Medical

NY braces itself against Justice Department's assertion it won't defend ACA

NY braces itself against Justice Department's assertion it won't defend ACA

If a federal judge in Texas agrees with the Department of Justice's (DOJ) move to not defend the constitutionality of the Affordable Care Act (ACA), millions of Americans could lose their healthcare coverage or face higher premiums for having preexisting conditions, a legal professor wrote Friday in a blog post for The Commonwealth Fund. While the subsidies would not go away, it is unclear how their amount would be determined if insurers could return to the days before the law of charging higher prices to people with previous medical conditions - or refusing to cover them at all.More recently, the administration is in the midst of rewriting federal rules to make it easier for people to buy two types of insurance that are relatively cheap because they bypass the ACA's requirements for benefits that health plans sold to individuals and small business must include.

Just prior to the Trump administration's announcement that it would no longer defend key provisions of the Affordable Care Act in an ongoing case brought by Texas and other states, several career Justice Department attorneys withdrew from the case.

Recent polling has found that health care is a crucial issue for voters this year.

The decision, announced in a filing late Thursday in a federal court in Texas, is a rare departure from the Justice Department's practice of defending federal laws in court.

These consumer protections proved enormously popular with Americans and are among the reasons why efforts to repeal Obamacare in Congress failed a year ago. Even President Donald Trump called it one of the law's "strongest assets" during an interview with "60 Minutes" shortly after he won the election.

This claim is based on two features of the law's text: It contains no severability clause - standard language to the effect that the statute would remain valid even if one or more of its provisions proved to be in violation of existing law - and its explicit assertion that the ACA can not function without the individual mandate. He recently ruled that 16 other states and the District of Columbia could join in the case formally to defend the ACA against the challenge. Texas had asked the court to consider the provision of the ACA requiring individuals to have health insurance unconstitutional. It "has made a decision to abandon the hundreds of millions of people who depend on" the law, he said in an interview with Kaiser Health News. For example, the Obama administration refused in 2011 to defend the federal Defense of Marriage Act, which blocked federal recognition of same-sex marriages in some states.

This also extends to two major provisions of the ACA, also known as Obamacare, including one that protects people with preexisting conditions from being denied coverage.

FILE - Stacy Stanford attends a rally to Support Healthy Utah at the State Capitol Building in Salt Lake City on Thursday, March 5, 2015. It will add fuel to Democrats' efforts to make health care a campaign issue in the mid-term elections. Even that, however, proved impossible to do, and in the end they settled for a small morsel: Tucked into their tax cut bill was a provision effectively repealing the individual mandate by reducing the fine for not carrying insurance to zero. That's not exactly what the attorneys general were arguing, but that's what the Justice Department position is. For starters, it's pretty rare for the DOJ (under any party's control) to come out against an existing USA law since it's generally in the business of trying to defend the law's constitutionality. United States. Obama's last CMS administrator Andy Slavitt tweeted the following false claim: "The Trump DOJ tonight just told the courts to dismantle pre-existing conditions protections and other consumer protections".

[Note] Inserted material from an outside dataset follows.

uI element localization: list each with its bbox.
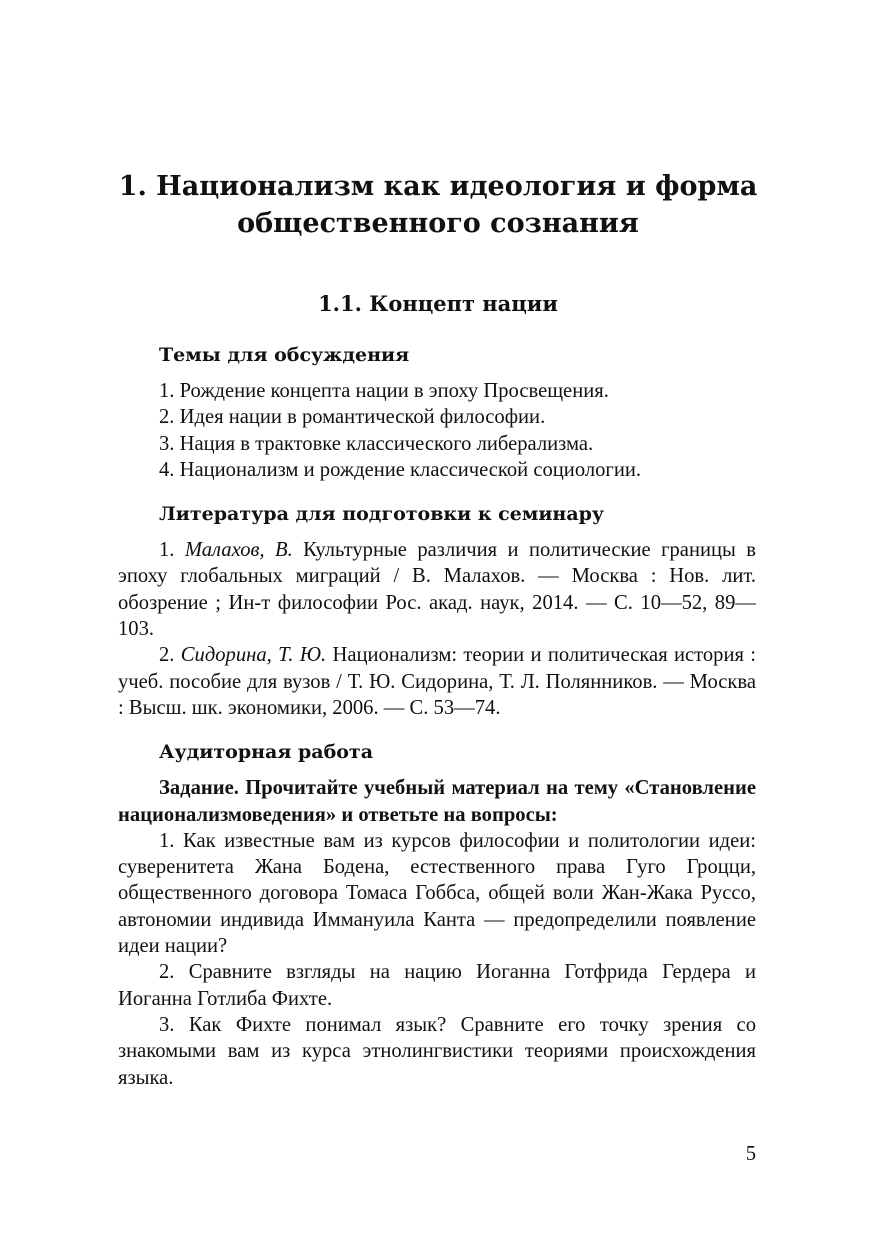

These two provisions, along with rules that allow children to stay on their parents' health plan until they are 26 years old, have proven popular with Americans.

The fresh potential that the courts could deliver a significant blow to the ACA arises after a years-long perseverance by Republicans to repeal much of the sprawling 2010 statute ended in failure a year ago, leading GOP attorneys general, governors and the Trump administration to turn to the courts and administrative actions to undermine the law. The Justice Department says only the protections for people with preexisting conditions are linked to the tax - not the rest of the law, including the expansion of Medicaid.

Sessions said he agreed with the plaintiffs that without the mandate, the decision in the 2012 National Federation of Independent Business vs. former Health and Human Services Director Kathleen Sebelius, is the proper course. It was defended instead by House Republicans but declared unconstitutional by the Supreme Court in 2013. U.S. District Judge Reed O'Connor is presiding.